LA JOLLA, Calif. — Itchy skin, rashes, and even some breathing issues. Those are just some of the symptoms some surfers and ocean lovers reported feeling when the bioluminescent waves, or red tide, illuminated the southern California coast at nighttime.

What You Need To Know

  • Researchers said bioluminescent waves, or red tide, are normally seen every 3-7 years, but has been seen the last three years in a row

  • Some have reported symptoms such as itchy skin and breathing issues

  • At least 800 people responded to a survey, and 25% reported experiencing health issues

  • The algal bloom was seen between March and late May of this year

Now, some scientists and organizations are trying to figure out how many people shared the same symptoms.

The Surfrider Foundation, Southern California Coastal Ocean Observing System (SCCOOS), and researchers at the Scripps Institution of Oceanography have collaborated on an effort to collect community anecdotal information on potential respiratory symptoms experienced after being exposed to the red tide.

Kristi Seech is a research assistant with Scripps. One recent morning she helped collect water samples at the end of Ellen Browning Scripps Memorial Pier in La Jolla. Using a bucket with a rope and pulley system, Seech lowered the bucket to the water to collect samples that will help determine what types of phytoplankton are in the water.

Seech said phytoplankton “are the glue that holds the food web of the ocean together.”

Between March and late May, Seech said she noticed her hand would get really itchy after handling ocean water all day. She said, “that was an itch that would last the rest of the day.” It was especially itchy in between her fingers. "It was like I just couldn’t scratch them enough," she added.

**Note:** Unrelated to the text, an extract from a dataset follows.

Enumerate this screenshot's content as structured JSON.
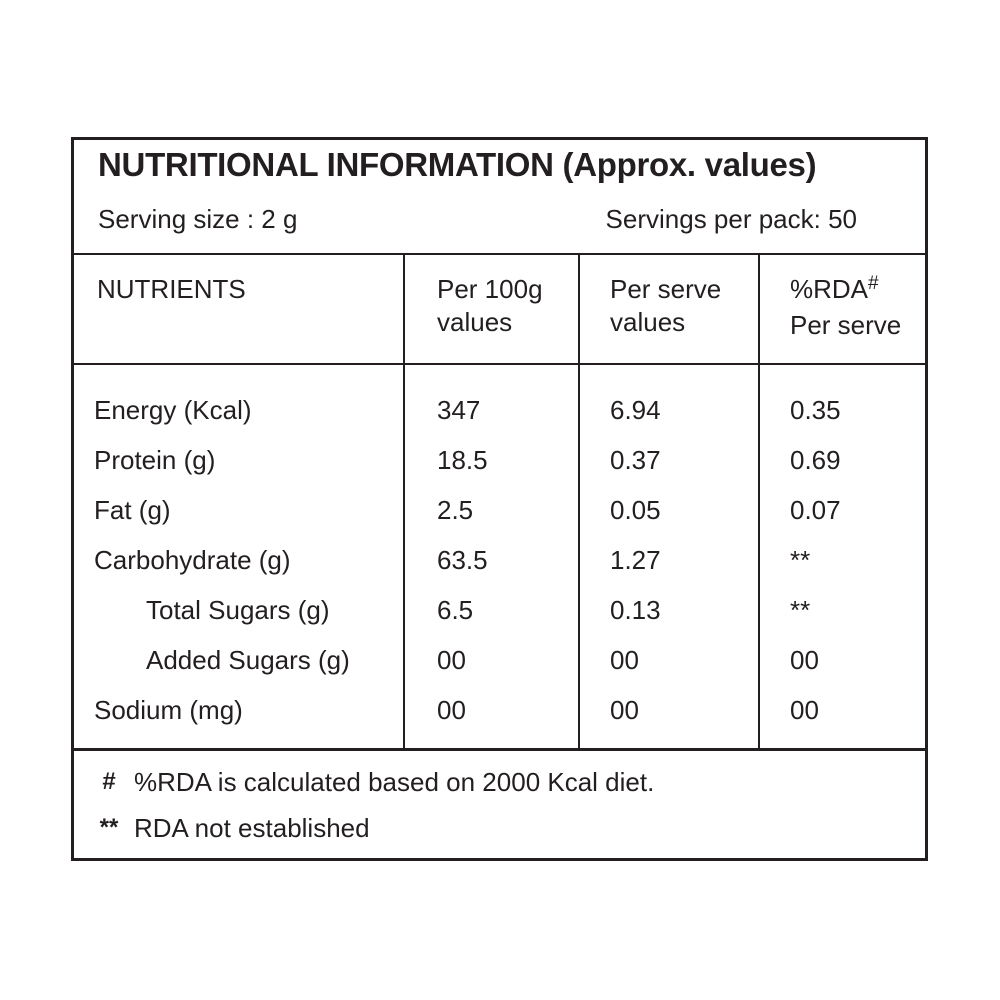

The research assistant also said her throat would get scratchy and her eyes would be watering, that it “felt an awful like allergies, but that isn’t my allergy season.”

Scripps researcher and information systems analyst Melissa Carter said she was also getting watery eyes during the same time period. “I was having a little bit of an asthmatic response,” she said.

During that time, Melissa said a net used to also take samples from the water was basically red during some days between March and late May. She said the red stuff was lingulodinium – the phytoplankton that caused the glowing waves that awed many along the southern California coast. It is now being seen in Northern California, including recently in Santa Cruz.

“We do see them (lingulodinium) every three to seven years. [It] is [the] kind of the frequency that they occur. But we have seen them over the last three years, so 2018, 2019, and 2020,” said Carter.

She said the last time scientists saw this type of frequency with the phytoplankton was in the 1970s.

Both scientists noticed symptoms, and so did some surfers. The Surfrider Foundation contacted Scripps to inform them it had also started getting calls about similar symptoms when the bioluminescent waves or algal bloom was around in the area.

So Scripps, Surfrider, and the SCCOOS decided to create a health survey for people who were in the water during the red tide. “All we have is anecdotal evidence where people call us, send us emails about this,” said Carter. “This is just the very first step towards getting valuable information.” 

Seech said having health information, especially during a pandemic, is invaluable. “You want to know, ‘Is it maybe I was exposed to a high abundance of lingulodinium or is it because I’m having a bad allergy attack,’” she said.

At least 800 people responded.

Researchers said about 25% reported having some sort of health issue during the red tide in Southern California in an area that stretched between San Diego and Ventura County beaches between March and late May, early June.